Decentralized exchange liquidity providers – AMM
Different from the traditional order book form, AMM uses a liquidity pool model to execute market making. The asset price in the asset pool is determined by the platform’s function, which means the price of the trading pair in AMM is directly related to the reserve of its trading asset in the asset pool. Therefore, once a transaction occurs, the reserve of the transaction asset in the asset pool will change, and the actual transaction execution prices of the asset will change, resulting in slippage. So, the larger the transaction size, the deeper the destruction of the liquidity reserve of the liquidity pool, resulting in a higher slippage as well.
The height of the AMM slippage also depends on the nature of the mechanism is uses. First, slippage does not exist under the constant sum market maker function; that is, X and Y represent the reserves of the two assets in the asset pool, K is a constant, and the slippage is 0 when X+Y=K (straight line in the figure below). However this mechanism will lead to the exhaustion of asset liquidity, which Y will be 0 when X is large enough, and vice versa, so it is not used in actual applications.
To prevent the liquidity of the liquidity pool from drying up, transactions must be punished by slippage. Take Uniswap which uses a constant product MM system (X*Y=K) and Curve that mixes constant sum and constant product MM as an example, their function graph is shown as the dashed and solid curve in the figure below.

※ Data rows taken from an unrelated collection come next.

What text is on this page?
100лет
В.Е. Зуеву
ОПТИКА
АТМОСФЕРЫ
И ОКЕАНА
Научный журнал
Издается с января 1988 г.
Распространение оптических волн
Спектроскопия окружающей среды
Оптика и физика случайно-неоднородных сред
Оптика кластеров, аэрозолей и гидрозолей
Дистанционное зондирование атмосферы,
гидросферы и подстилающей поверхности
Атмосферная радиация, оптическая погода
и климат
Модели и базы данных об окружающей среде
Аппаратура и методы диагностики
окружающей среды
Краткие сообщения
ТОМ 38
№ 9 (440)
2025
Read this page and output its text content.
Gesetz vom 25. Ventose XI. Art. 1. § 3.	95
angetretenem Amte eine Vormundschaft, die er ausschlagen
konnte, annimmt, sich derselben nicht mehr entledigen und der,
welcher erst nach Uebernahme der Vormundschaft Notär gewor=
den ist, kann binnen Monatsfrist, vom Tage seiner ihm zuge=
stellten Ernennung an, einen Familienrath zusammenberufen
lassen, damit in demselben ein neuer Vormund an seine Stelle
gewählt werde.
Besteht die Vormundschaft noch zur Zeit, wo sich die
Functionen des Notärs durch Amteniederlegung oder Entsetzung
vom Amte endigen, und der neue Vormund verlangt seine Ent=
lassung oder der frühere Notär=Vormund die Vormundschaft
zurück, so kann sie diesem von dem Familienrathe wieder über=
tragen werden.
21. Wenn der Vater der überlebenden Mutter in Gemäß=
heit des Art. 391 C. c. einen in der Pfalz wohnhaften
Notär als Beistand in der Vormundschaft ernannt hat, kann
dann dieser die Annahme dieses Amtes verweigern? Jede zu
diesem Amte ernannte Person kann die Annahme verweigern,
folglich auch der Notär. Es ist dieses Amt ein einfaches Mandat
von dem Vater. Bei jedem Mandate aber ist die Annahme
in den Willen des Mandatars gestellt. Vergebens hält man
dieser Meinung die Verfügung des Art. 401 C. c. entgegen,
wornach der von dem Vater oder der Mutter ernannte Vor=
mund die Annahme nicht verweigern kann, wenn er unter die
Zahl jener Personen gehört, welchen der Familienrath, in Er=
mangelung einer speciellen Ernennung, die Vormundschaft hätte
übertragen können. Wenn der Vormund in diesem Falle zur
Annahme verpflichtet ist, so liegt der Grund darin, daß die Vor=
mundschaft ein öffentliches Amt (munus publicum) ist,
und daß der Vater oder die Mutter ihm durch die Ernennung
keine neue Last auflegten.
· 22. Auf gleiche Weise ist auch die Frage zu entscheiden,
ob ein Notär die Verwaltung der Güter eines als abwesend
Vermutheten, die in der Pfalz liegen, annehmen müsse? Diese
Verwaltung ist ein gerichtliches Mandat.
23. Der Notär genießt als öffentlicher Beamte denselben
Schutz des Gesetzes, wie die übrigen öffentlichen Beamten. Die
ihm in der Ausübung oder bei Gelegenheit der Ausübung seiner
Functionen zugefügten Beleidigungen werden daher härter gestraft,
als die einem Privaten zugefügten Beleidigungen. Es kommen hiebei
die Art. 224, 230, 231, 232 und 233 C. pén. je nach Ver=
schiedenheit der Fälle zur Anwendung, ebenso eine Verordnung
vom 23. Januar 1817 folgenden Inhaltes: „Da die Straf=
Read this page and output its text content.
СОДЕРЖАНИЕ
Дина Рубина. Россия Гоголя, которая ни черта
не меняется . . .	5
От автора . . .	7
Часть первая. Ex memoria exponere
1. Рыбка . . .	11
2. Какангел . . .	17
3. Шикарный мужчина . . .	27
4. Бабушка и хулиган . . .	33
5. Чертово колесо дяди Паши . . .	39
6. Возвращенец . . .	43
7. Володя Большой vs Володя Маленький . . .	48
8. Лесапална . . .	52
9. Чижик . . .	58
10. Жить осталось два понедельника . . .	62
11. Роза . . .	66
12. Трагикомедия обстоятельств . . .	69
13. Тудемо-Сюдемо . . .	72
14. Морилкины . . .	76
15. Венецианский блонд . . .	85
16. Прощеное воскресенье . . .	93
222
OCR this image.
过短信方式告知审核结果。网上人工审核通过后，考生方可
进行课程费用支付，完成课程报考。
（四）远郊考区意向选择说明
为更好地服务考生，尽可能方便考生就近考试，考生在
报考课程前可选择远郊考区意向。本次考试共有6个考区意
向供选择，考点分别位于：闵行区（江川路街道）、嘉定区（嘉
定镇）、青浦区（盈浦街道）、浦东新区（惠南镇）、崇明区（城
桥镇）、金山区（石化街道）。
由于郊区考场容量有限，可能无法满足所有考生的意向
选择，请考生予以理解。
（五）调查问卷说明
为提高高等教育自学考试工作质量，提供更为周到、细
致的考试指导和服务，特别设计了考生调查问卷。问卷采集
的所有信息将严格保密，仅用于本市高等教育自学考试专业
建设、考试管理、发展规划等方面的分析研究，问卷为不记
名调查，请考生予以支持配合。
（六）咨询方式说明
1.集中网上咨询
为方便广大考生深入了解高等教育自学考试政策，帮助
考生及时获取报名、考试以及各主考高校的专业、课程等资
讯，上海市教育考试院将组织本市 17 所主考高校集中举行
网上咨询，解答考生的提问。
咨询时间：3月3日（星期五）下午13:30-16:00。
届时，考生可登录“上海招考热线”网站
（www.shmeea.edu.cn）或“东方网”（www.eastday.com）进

It is known that the slippage is 0 when the line is straight in the figure below. Therefore, the slippage becomes smaller when the curve fits the straight line. Curve focuses on trading pairs with stablecoins and asset prices at 1:1 ratio, making it possible to reduce slippage, but at the same time, this mechanism cannot be applied to trading pairs with violent price fluctuations, otherwise, the cost of arbitrage will below under the low slippage situation, which easily leads to liquidity exhaustion.
Different AMMs of DEXes, Source: Cruve
In addition, as the AMM capital pool must use a large amount of liquidity and idle capital to ensure that the asset price is still competitive after the slippage occurred, the low utilization rate of capital has become another problem of AMM, and due to the income of LP comes from the transaction fees of the actual transaction. This problem directly affects the income of LP. In addition to lowering slippage can bring better prices to traders, it can also bring more transaction fee income to LP.